I also enjoy how quick and flexible it is. I can make it for lunch or dinner, and I can easily adjust the spice level or fillings depending on what I have.
Ingredients
(Here’s a tip: Check out the full list of ingredients and measurements in the recipe card below.)
2 cups cooked chicken, shredded or diced 1/4 cup buffalo sauce 2 large flour tortillas 1/2 cup shredded lettuce 1/2 cup shredded cheese 1/4 cup ranch or blue cheese dressing 1 tablespoon butter or oil
Directions
I start by heating a skillet over medium heat and adding a little butter or oil. I add the cooked chicken and stir in the buffalo sauce, letting it heat through for a few minutes until everything is well coated and warm.
Next, I warm the tortillas slightly so they become soft and easy to wrap.
To assemble, I lay each tortilla flat and add a layer of shredded lettuce, followed by the buffalo chicken. Then I sprinkle shredded cheese on top and drizzle with ranch or blue cheese dressing.
I fold in the sides and roll the tortilla tightly into a wrap.
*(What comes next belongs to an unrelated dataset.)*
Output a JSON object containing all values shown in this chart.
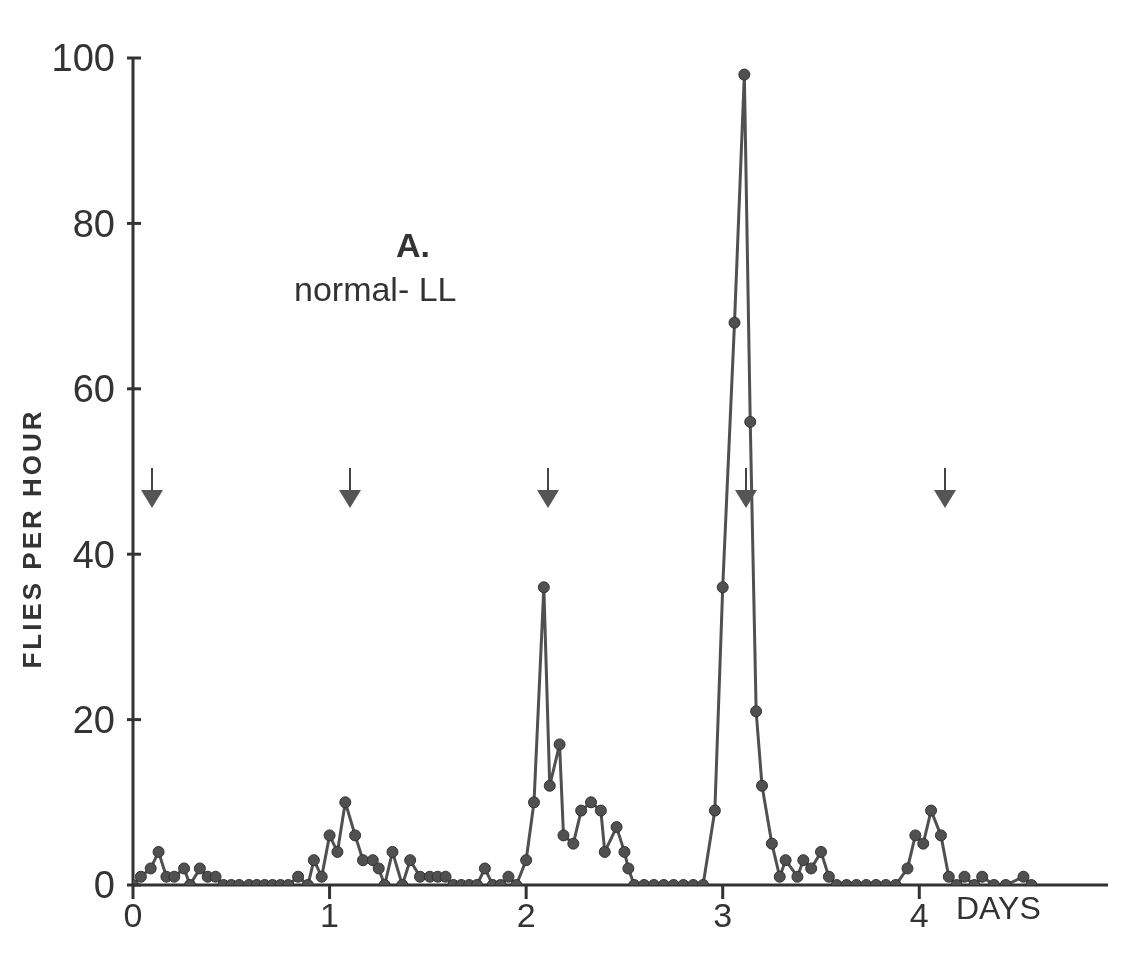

If I want a crispy finish, I place the wraps seam-side down in a skillet and cook for a couple of minutes on each side until lightly golden.
I slice them in half and serve immediately while warm.
Servings and timing
I get 2 servings from this recipe, making it perfect for a quick meal for two.
I usually need about 15 to 20 minutes to prepare everything from start to finish.
Variations
I like to switch things up depending on my mood. Sometimes I use grilled chicken instead of shredded for a different texture.
I also enjoy adding extras like sliced tomatoes, cucumbers, or avocado for more freshness. For extra heat, I add a few drops of hot sauce or sliced jalapeños.
If I want a lighter version, I use low-fat dressing and less cheese, or swap the tortilla for a lettuce wrap.
storage/reheating
I store leftover filling separately in the refrigerator for up to 2 days. I prefer assembling the wraps fresh so they do not become soggy.
To reheat, I warm the chicken in a skillet or microwave, then assemble the wraps again. If already assembled, I reheat them in a pan to restore some crispness.
FAQs
Can I use rotisserie chicken?
I often use rotisserie chicken because it saves time and adds great flavor.
How can I make it less spicy?
I reduce the buffalo sauce or mix it with a little butter or dressing to tone down the heat.
What cheese works best?
I like cheddar or a blend, but mozzarella also works well for a milder taste.
Can I make these ahead of time?
I prepare the chicken ahead, but I assemble the wraps just before serving for the best texture.
What can I serve with these wraps?
I like serving them with fries, a simple salad, or even extra dipping sauce on the side.
Conclusion
I love how these spicy buffalo chicken wraps bring together heat, creaminess, and freshness in one easy meal. They are quick to prepare, easy to customize, and always satisfying. Whenever I want something flavorful without too much effort, this is one of my go-to recipes.
Spicy Buffalo Chicken Wraps for Two packed with bold buffalo flavor, juicy chicken, crisp lettuce, and creamy dressing wrapped in a soft tortilla.
Author:Emma
Prep Time:10 minutes
Cook Time:10 minutes
Total Time:20 minutes
Yield:2 servings
Category:Lunch / Dinner
Method:Stovetop
Cuisine:American
Ingredients
2 cups cooked chicken, shredded or diced
1/4 cup buffalo sauce
2 large flour tortillas
1/2 cup shredded lettuce
1/2 cup shredded cheese
1/4 cup ranch or blue cheese dressing
1 tablespoon butter or oil
Instructions
Heat a skillet over medium heat and add butter or oil. Add the cooked chicken and stir in the buffalo sauce. Cook for 3–5 minutes until heated through and well coated.
Warm the tortillas slightly until soft and pliable.
Lay each tortilla flat and add shredded lettuce as the base.
Spoon the buffalo chicken evenly over the lettuce.
Sprinkle shredded cheese on top and drizzle with ranch or blue cheese dressing.
Fold in the sides and roll tightly into wraps.
Optional: Place wraps seam-side down in a skillet and cook for 2–3 minutes per side until golden and slightly crispy.
Slice in half and serve immediately.
Notes
Rotisserie chicken works great for saving time.
Adjust spice level by reducing buffalo sauce or mixing it with butter or dressing.
Add extras like avocado, tomatoes, cucumbers, or jalapeños for variation.
For a lighter option, use low-fat dressing or swap tortillas for lettuce wraps.
Store filling separately to prevent soggy wraps.